Il n’y a pas de place pour le débat, même dans les journaux

TEMPI

Même le Wall Street Journal s’inquiète des « purges » des journalistes libéraux qui ont osé « violer l’orthodoxie progressiste » sur le racisme et les émeutes

Le Wall Street Journal est également préoccupé par la propagation de l’intolérance antiraciste. Lundi, le journal américain a publié un éditorial consacré aux cas récents de deux rédacteurs en chef historiques d’importants journaux à tendance libérale “tombés pour violation de l’orthodoxie progressiste”, des événements définis en termes non équivoques comme des “purges” qui, selon le Wall Street Journal, ne devraient être “cause de jubilation” pour personne. Au contraire.

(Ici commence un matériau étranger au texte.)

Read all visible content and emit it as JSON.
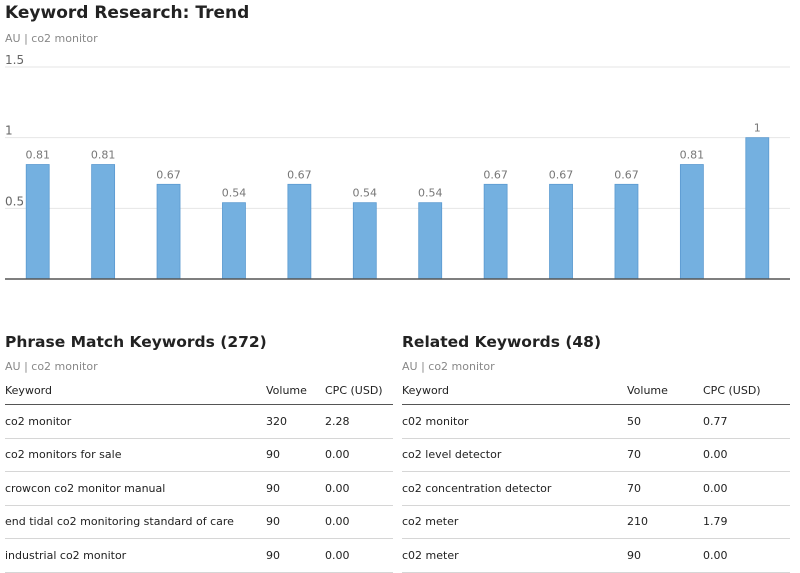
{
  "header": {
    "title": "Keyword Research: Trend",
    "subtitle": "AU | co2 monitor"
  },
  "chart_data": {
    "type": "bar",
    "title": "",
    "xlabel": "",
    "ylabel": "",
    "ylim": [
      0,
      1.5
    ],
    "yticks": [
      "0.5",
      "1",
      "1.5"
    ],
    "grid": true,
    "legend": "none",
    "color": "#74b0e0",
    "categories": [
      "",
      "",
      "",
      "",
      "",
      "",
      "",
      "",
      "",
      "",
      "",
      ""
    ],
    "values": [
      0.81,
      0.81,
      0.67,
      0.54,
      0.67,
      0.54,
      0.54,
      0.67,
      0.67,
      0.67,
      0.81,
      1
    ],
    "labels": [
      "0.81",
      "0.81",
      "0.67",
      "0.54",
      "0.67",
      "0.54",
      "0.54",
      "0.67",
      "0.67",
      "0.67",
      "0.81",
      "1"
    ]
  },
  "phrase_match": {
    "title": "Phrase Match Keywords (272)",
    "subtitle": "AU | co2 monitor",
    "columns": [
      "Keyword",
      "Volume",
      "CPC (USD)"
    ],
    "rows": [
      [
        "co2 monitor",
        "320",
        "2.28"
      ],
      [
        "co2 monitors for sale",
        "90",
        "0.00"
      ],
      [
        "crowcon co2 monitor manual",
        "90",
        "0.00"
      ],
      [
        "end tidal co2 monitoring standard of care",
        "90",
        "0.00"
      ],
      [
        "industrial co2 monitor",
        "90",
        "0.00"
      ]
    ]
  },
  "related": {
    "title": "Related Keywords (48)",
    "subtitle": "AU | co2 monitor",
    "columns": [
      "Keyword",
      "Volume",
      "CPC (USD)"
    ],
    "rows": [
      [
        "c02 monitor",
        "50",
        "0.77"
      ],
      [
        "co2 level detector",
        "70",
        "0.00"
      ],
      [
        "co2 concentration detector",
        "70",
        "0.00"
      ],
      [
        "co2 meter",
        "210",
        "1.79"
      ],
      [
        "c02 meter",
        "90",
        "0.00"
      ]
    ]
  }
}
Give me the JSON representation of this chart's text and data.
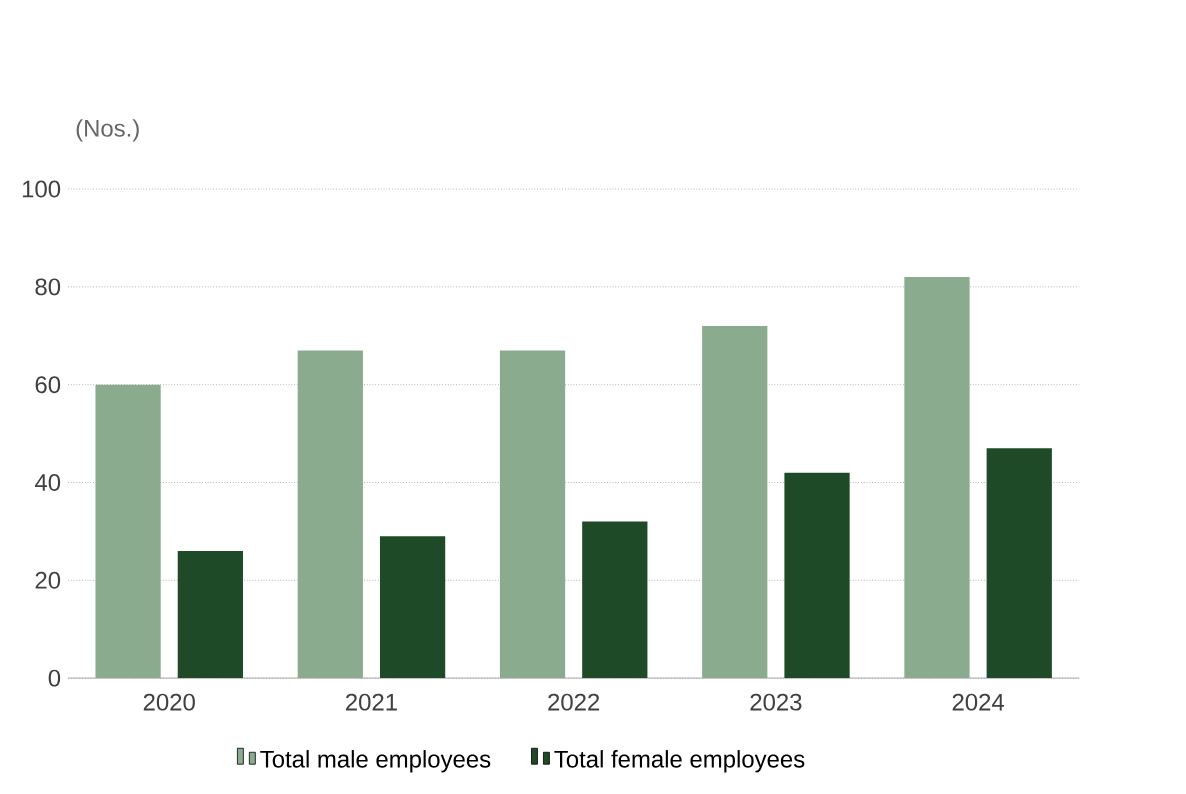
{
  "chart_data": {
    "type": "bar",
    "ylabel": "(Nos.)",
    "categories": [
      "2020",
      "2021",
      "2022",
      "2023",
      "2024"
    ],
    "series": [
      {
        "name": "Total male employees",
        "color": "#8aab8e",
        "values": [
          60,
          67,
          67,
          72,
          82
        ]
      },
      {
        "name": "Total female employees",
        "color": "#1f4a27",
        "values": [
          26,
          29,
          32,
          42,
          47
        ]
      }
    ],
    "ylim": [
      0,
      100
    ],
    "yticks": [
      0,
      20,
      40,
      60,
      80,
      100
    ],
    "grid": "y",
    "legend": "bottom"
  }
}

Les cas en question sont ceux de Stan Wischnowski du Philadelphia Inquirer et de James Bennet du New York Times. Comme nous l’avons raconté hier dans cet article, tous deux ont dû démissionner de leurs postes – respectivement rédacteur en chef et directeur de la section opinion – pour avoir laissé échapper des idées critiques sur les émeutes qui ont éclaté dans plusieurs villes américaines après le meurtre de l’Afro-Américain George Floyd par un flic blanc, et qui ont rapidement dégénéré en violence, en pillages et en dévastations. Leurs démissions, suivies de soulèvements internes dans leurs rédactions respectives, “sont un autre jalon dans la marche de la politique d’identité [politique d’identité] et de la culture d’annulation [culture d’annulation] par nos institutions libérales, et l’information et la démocratie américaines en sortiront pires”, écrit le comité de rédaction du Wall Street Journal.

LA “COUPABLE DI BENNET
Le journal s’attarde en particulier sur le sort de Bennet, qui a en fait fait fait beaucoup de bruit en Amérique et au-delà, étant donné que le pauvre homme a eu la seule “faute” d’autoriser la publication d’un commentaire du sénateur républicain Tom Cotton en faveur de l’intervention de l’armée pour réprimer les émeutes en cours. L’ironie de l’histoire est que le New York Times, bien que considéré comme la “bible du progrès” et ne cachant jamais une orientation nettement libérale, s’est toujours vanté de son ouverture au débat. A tel point que la section “op-ed”, jusqu’à la semaine dernière dirigée par Bennet, est (était ?) conçue précisément pour accueillir des idées qui ne sont pas nécessairement aplaties selon les lignes du journal.

UN INVITÉ INDÉSIRABLE
Initialement (et toujours) défendu par Arthur Gregg Sulzberger lui-même, rédacteur en chef du New York Times, Bennet a été rapidement déchargé avant la montée des plaintes internes et la mutinerie massive des rédacteurs du journal. Il commente le Wall Street Journal :

“Une section spécifiquement consacrée à l’opinion indépendante a été choquée parce que les guerriers de la justice sociale de la rédaction se sont opposés à un seul article qui contenait un point de vue soutenu par des sondages auprès de dizaines de millions d’Américains”.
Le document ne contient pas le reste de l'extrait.